Erich wirkte sehr nachdenklich. „Jetzt mal nicht den Teufel an die Wand. Du weißt selbst genau, dass es bei uns in mehreren Filialen Personalengpässe gibt. Außerdem gibt es auch Bereiche in der Bank, die ausgebaut werden sollen. Dann könnte es durchaus sein, dass erfahrene Leute wie du gefragt sein werden. Ich würde das Ganze nicht nur negativ sehen. Änderungen bergen auch immer Chancen in sich und wenn auf einer Seite eine Tür zugeht, tut sich auf einer anderen vielleicht wieder eine auf.“

„Also ehrlich, Erich, kannst du mir sagen, wann in den letzten beiden Jahren in unserer Bank erfahrene Leute gesucht wurden. Wir bauen doch permanent ab. Dass es die Kreditabteilung erst jetzt trifft, ist ohnehin nur dir zu verdanken, dass wissen alle. Aber bitte, erzähl‘ mir keine Märchen, oder belügst du dich auf diese Art selber?“ Erichs Versuche, die Sache in positiverem Licht darzustellen, erzielten bei Philipp die gegenteilige Wirkung.

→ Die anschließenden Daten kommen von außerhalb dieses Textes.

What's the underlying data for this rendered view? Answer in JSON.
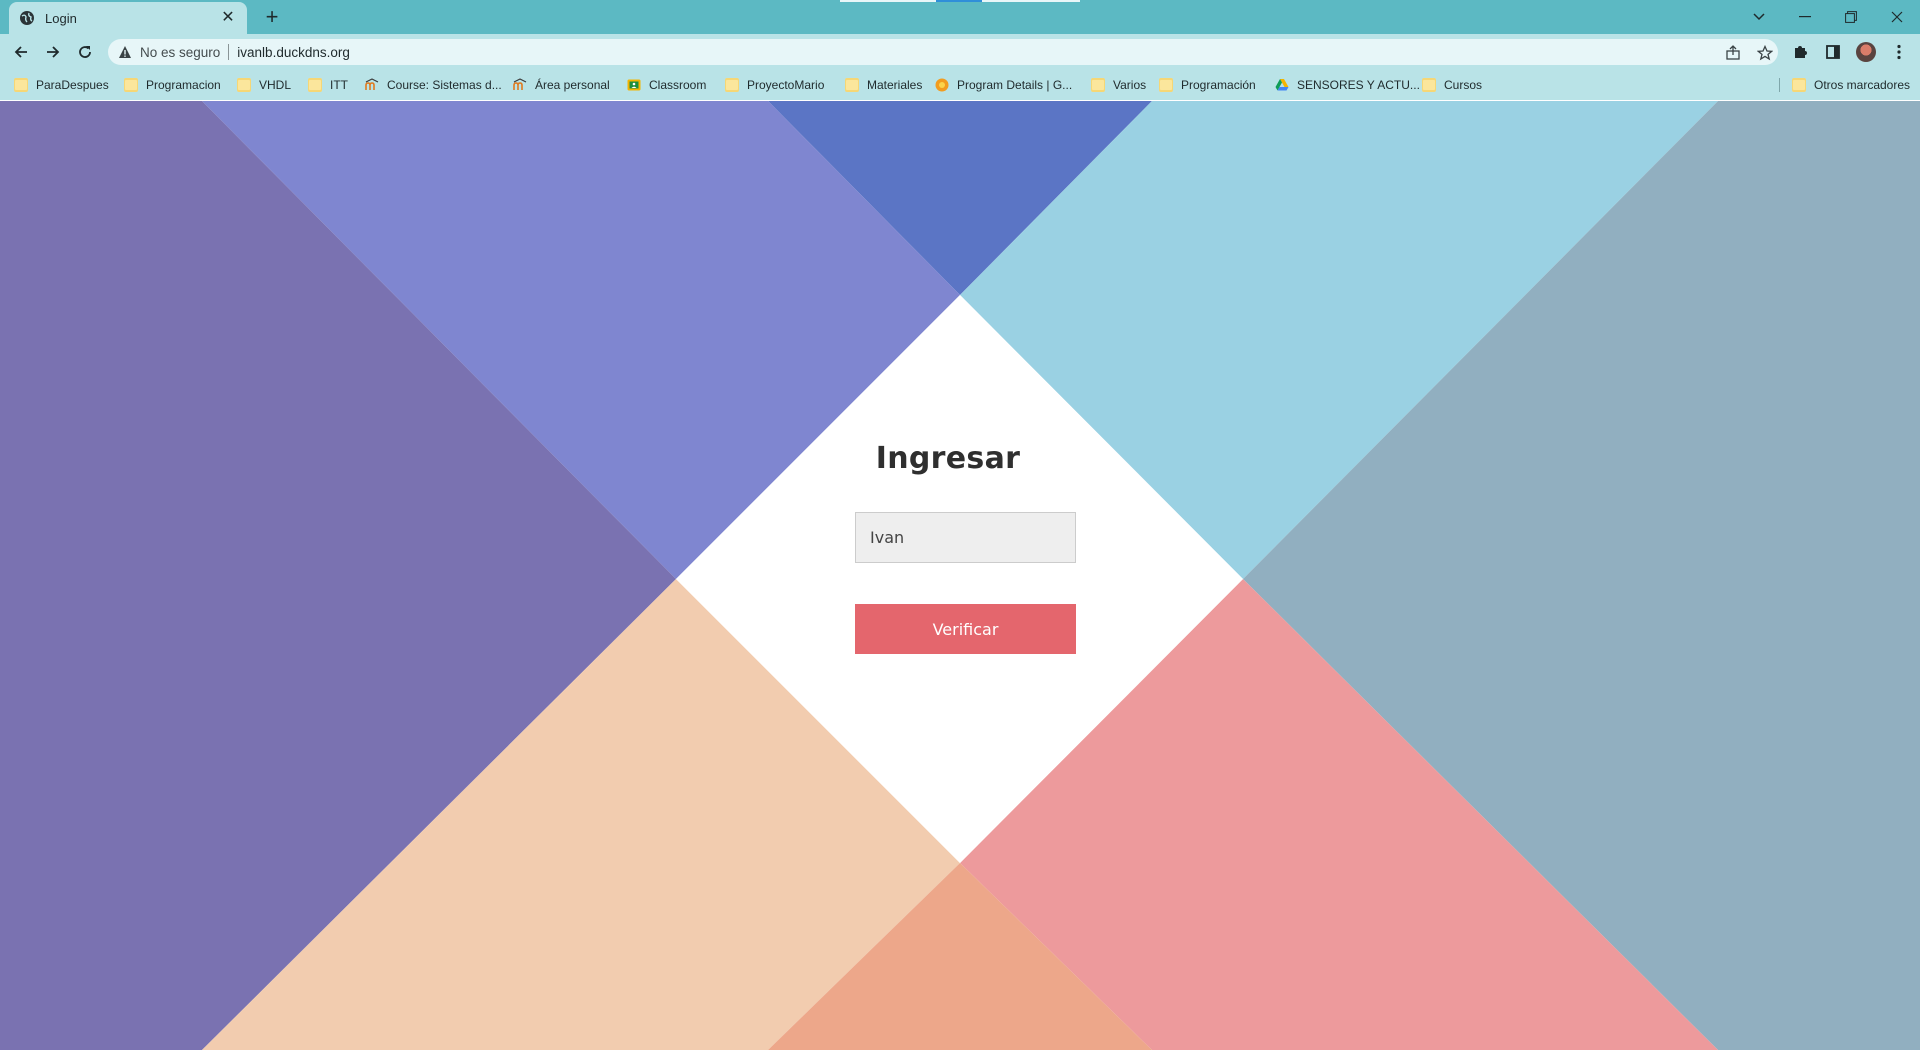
{
  "browser": {
    "tab_title": "Login",
    "security_label": "No es seguro",
    "url": "ivanlb.duckdns.org",
    "bookmarks": [
      {
        "label": "ParaDespues",
        "icon": "folder-icon"
      },
      {
        "label": "Programacion",
        "icon": "folder-icon"
      },
      {
        "label": "VHDL",
        "icon": "folder-icon"
      },
      {
        "label": "ITT",
        "icon": "folder-icon"
      },
      {
        "label": "Course: Sistemas d...",
        "icon": "moodle-icon"
      },
      {
        "label": "Área personal",
        "icon": "moodle-icon"
      },
      {
        "label": "Classroom",
        "icon": "classroom-icon"
      },
      {
        "label": "ProyectoMario",
        "icon": "folder-icon"
      },
      {
        "label": "Materiales",
        "icon": "folder-icon"
      },
      {
        "label": "Program Details | G...",
        "icon": "sun-icon"
      },
      {
        "label": "Varios",
        "icon": "folder-icon"
      },
      {
        "label": "Programación",
        "icon": "folder-icon"
      },
      {
        "label": "SENSORES Y ACTU...",
        "icon": "drive-icon"
      },
      {
        "label": "Cursos",
        "icon": "folder-icon"
      }
    ],
    "other_bookmarks": "Otros marcadores"
  },
  "login": {
    "title": "Ingresar",
    "username_value": "Ivan",
    "submit_label": "Verificar"
  },
  "colors": {
    "chrome_frame": "#5cb9c3",
    "chrome_toolbar": "#b9e3e7",
    "bg_left": "#7a72b1",
    "bg_top_left": "#7f86d0",
    "bg_top_center": "#5b75c5",
    "bg_top_right": "#9ad1e3",
    "bg_right": "#91afc0",
    "bg_bottom_left": "#f2ccaf",
    "bg_bottom_right": "#ed9a9c",
    "bg_bottom_center": "#eda78a",
    "button": "#e4666d"
  }
}
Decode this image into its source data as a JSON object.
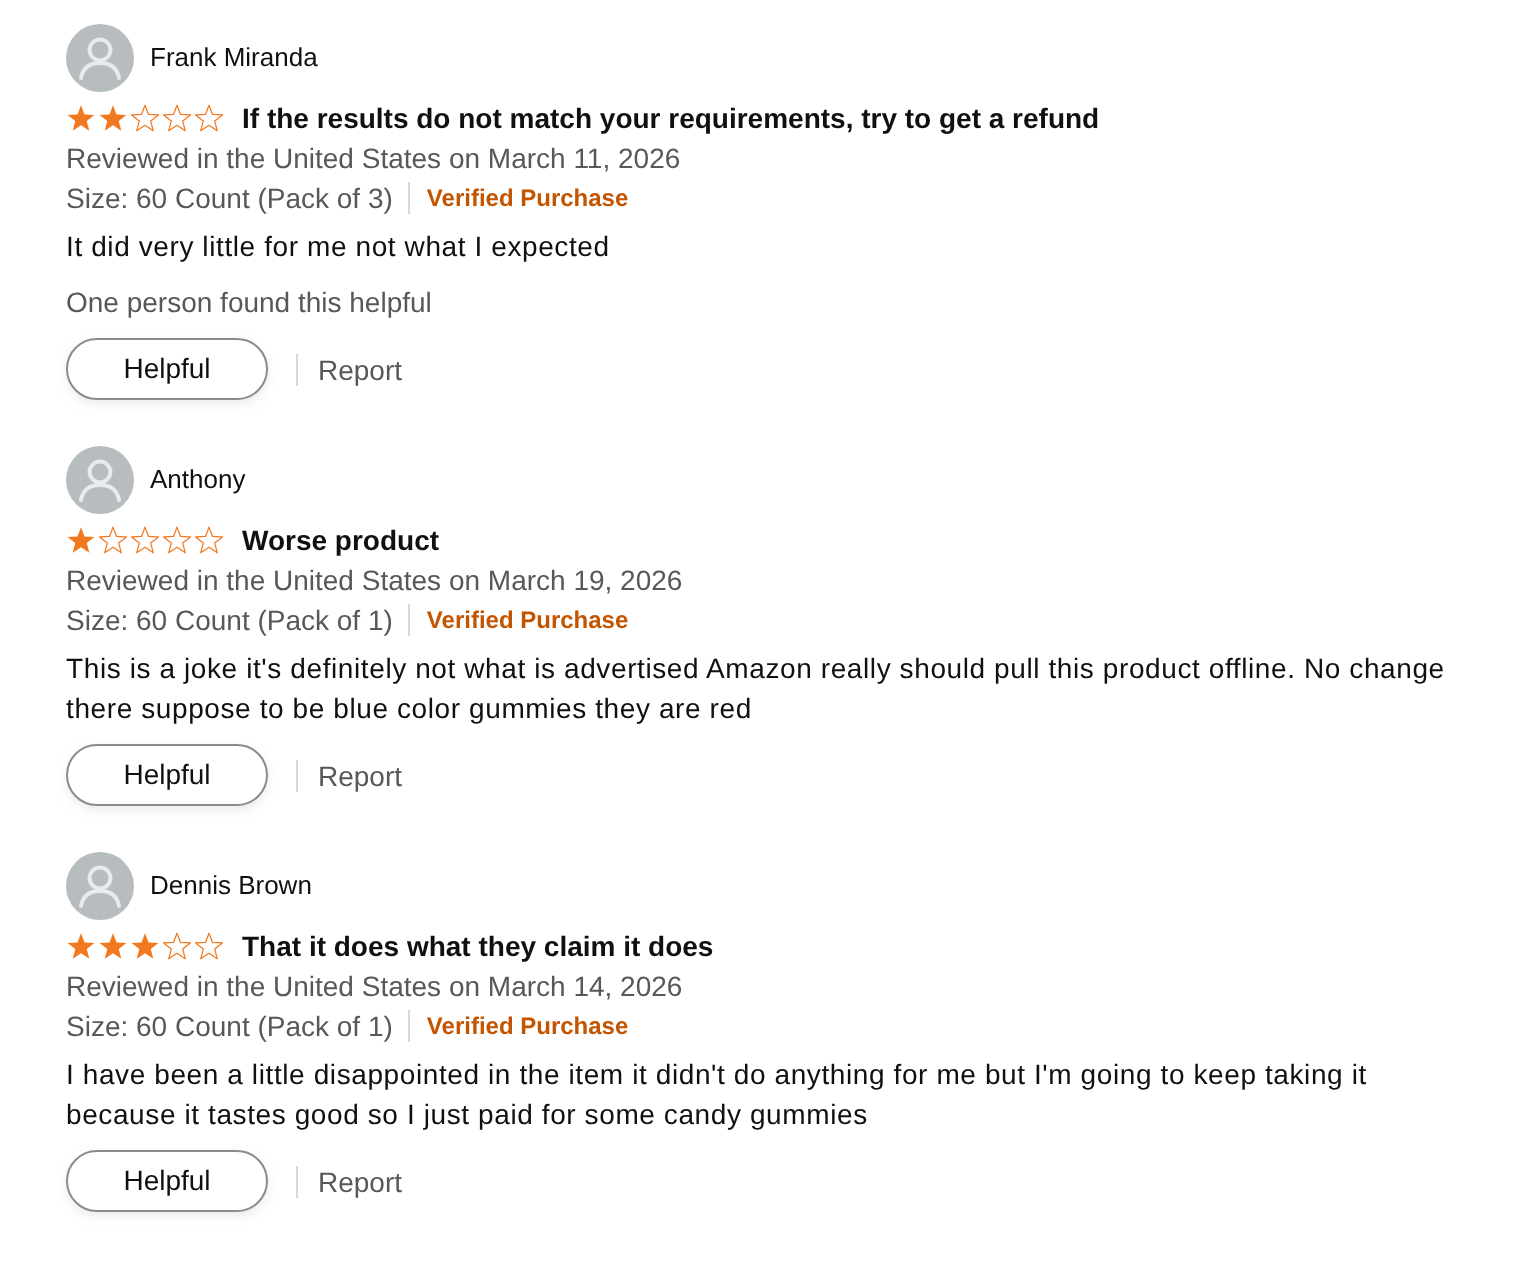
{
  "reviews": [
    {
      "reviewer": "Frank Miranda",
      "stars": 2,
      "title": "If the results do not match your requirements, try to get a refund",
      "reviewed": "Reviewed in the United States on March 11, 2026",
      "size": "Size: 60 Count (Pack of 3)",
      "verified": "Verified Purchase",
      "body": "It did very little for me not what I expected",
      "helpful_count": "One person found this helpful",
      "helpful_button": "Helpful",
      "report": "Report"
    },
    {
      "reviewer": "Anthony",
      "stars": 1,
      "title": "Worse product",
      "reviewed": "Reviewed in the United States on March 19, 2026",
      "size": "Size: 60 Count (Pack of 1)",
      "verified": "Verified Purchase",
      "body": "This is a joke it's definitely not what is advertised Amazon really should pull this product offline. No change there suppose to be blue color gummies they are red",
      "helpful_button": "Helpful",
      "report": "Report"
    },
    {
      "reviewer": "Dennis Brown",
      "stars": 3,
      "title": "That it does what they claim it does",
      "reviewed": "Reviewed in the United States on March 14, 2026",
      "size": "Size: 60 Count (Pack of 1)",
      "verified": "Verified Purchase",
      "body": "I have been a little disappointed in the item it didn't do anything for me but I'm going to keep taking it because it tastes good so I just paid for some candy gummies",
      "helpful_button": "Helpful",
      "report": "Report"
    }
  ]
}
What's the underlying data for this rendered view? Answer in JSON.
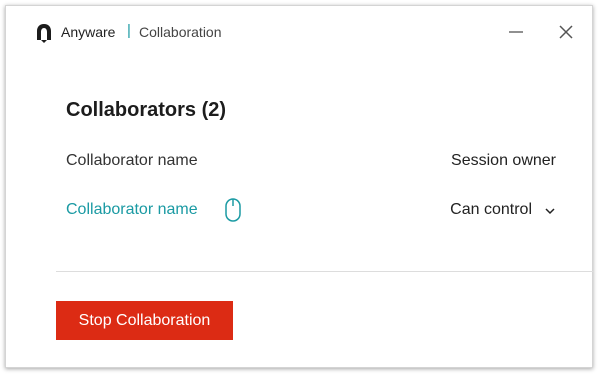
{
  "titlebar": {
    "app_name": "Anyware",
    "separator": "|",
    "window_title": "Collaboration",
    "logo_icon": "anyware-logo-icon",
    "minimize_icon": "minimize-icon",
    "close_icon": "close-icon"
  },
  "main": {
    "heading": "Collaborators (2)",
    "collaborators": [
      {
        "name": "Collaborator name",
        "role": "Session owner",
        "is_link": false
      },
      {
        "name": "Collaborator name",
        "role": "Can control",
        "is_link": true,
        "icon": "mouse-icon",
        "role_control": "dropdown",
        "dropdown_icon": "chevron-down-icon"
      }
    ],
    "stop_button_label": "Stop Collaboration"
  },
  "colors": {
    "accent": "#1a9aa3",
    "danger": "#dc2b14",
    "text": "#222222"
  }
}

„Na gut“, fuhr Erich fort, „ich kann dir nicht vorschreiben, wie du die Sache zu sehen hast, ich kann dir nicht einmal garantieren, dass das alles, was du jetzt befürchtest, nicht irgendwann einmal eintreten wird. Aber was ich dir garantieren kann, ist, dass derzeit keinerlei Pläne bestehen, sich von Mitarbeitern der Kreditabteilung – in welcher Form immer – zu trennen.“ Philipp war klar, dass sein Chef das keinesfalls garantieren konnte, was wusste er schon, was in den Schubladen der Generaldirektion für Szenarien ausgearbeitet wurden. Aber er billigte ihm zu, dass er in einer Art Realitätsverweigerung selbst daran glaubte. Wahrscheinlich brauchte er diesen Glauben, um das alles durchziehen zu können.

„Na gut, war’s das, oder kommt noch was?“ fragte Philipp.

„Im Wesentlichen war es das, Philipp, wir werden allerdings noch ein paar Mal reden müssen, wenn es dann an die Umsetzung geht. Irgendwann in den nächsten Tagen wird Herr Mag. Hecht vom Controlling an dich wegen des exakten Zeitplans für die Änderungen herantreten. Er ist der Leiter dieses Projekts und hat für eine geordnete Übergabe zu sorgen. Ich ersuche dich, mit ihm in jeder Weise zusammen zu arbeiten, damit alles reibungslos über die Bühne gehen kann. Außerdem wirst du in einer Übergangsphase ohnehin noch sehr stark in der Kreditabteilung mitarbeiten. Ich hoffe, dass ich wie bisher auf deine Einsatzbereitschaft zählen kann.“

„Zu viel Begeisterung würde ich mir nicht erwarten“, erwiderte Philipp.

„Ich erwarte mir, dass du deine Arbeit korrekt erledigst“, schloss Erich das Gespräch, etwas kälter und formeller, als Philipp es nach dem sehr offenen Schlagabtausch zuvor erwartet hatte, aber wie sollte er als Vorgesetzter auf die letzte Bemerkung auch reagieren.

Nach einem kurzen Gruß verließ Philipp das Zimmer, verabschiedete sich auch bei Frau Ziegler und ging zurück an seinen Schreibtisch.

An diesem Tag kam er kaum zum Arbeiten. Sein Zimmerkollege Thomas – offenbar einer jener, die in der Kreditabteilung blieben, da er noch nicht zum Gespräch eingeladen war – fragte ihn sofort nach dem Verlauf der Besprechung und Philipp hielt es für richtig, ihm zu sagen, was er wusste. Um etwa drei Uhr nachmittags machte er dann Schluss und ging durch die Innenstadt zu Fuß nach Hause, etwas, das er sehr gern tat, wenn er Zeit zum Nachdenken brauchte.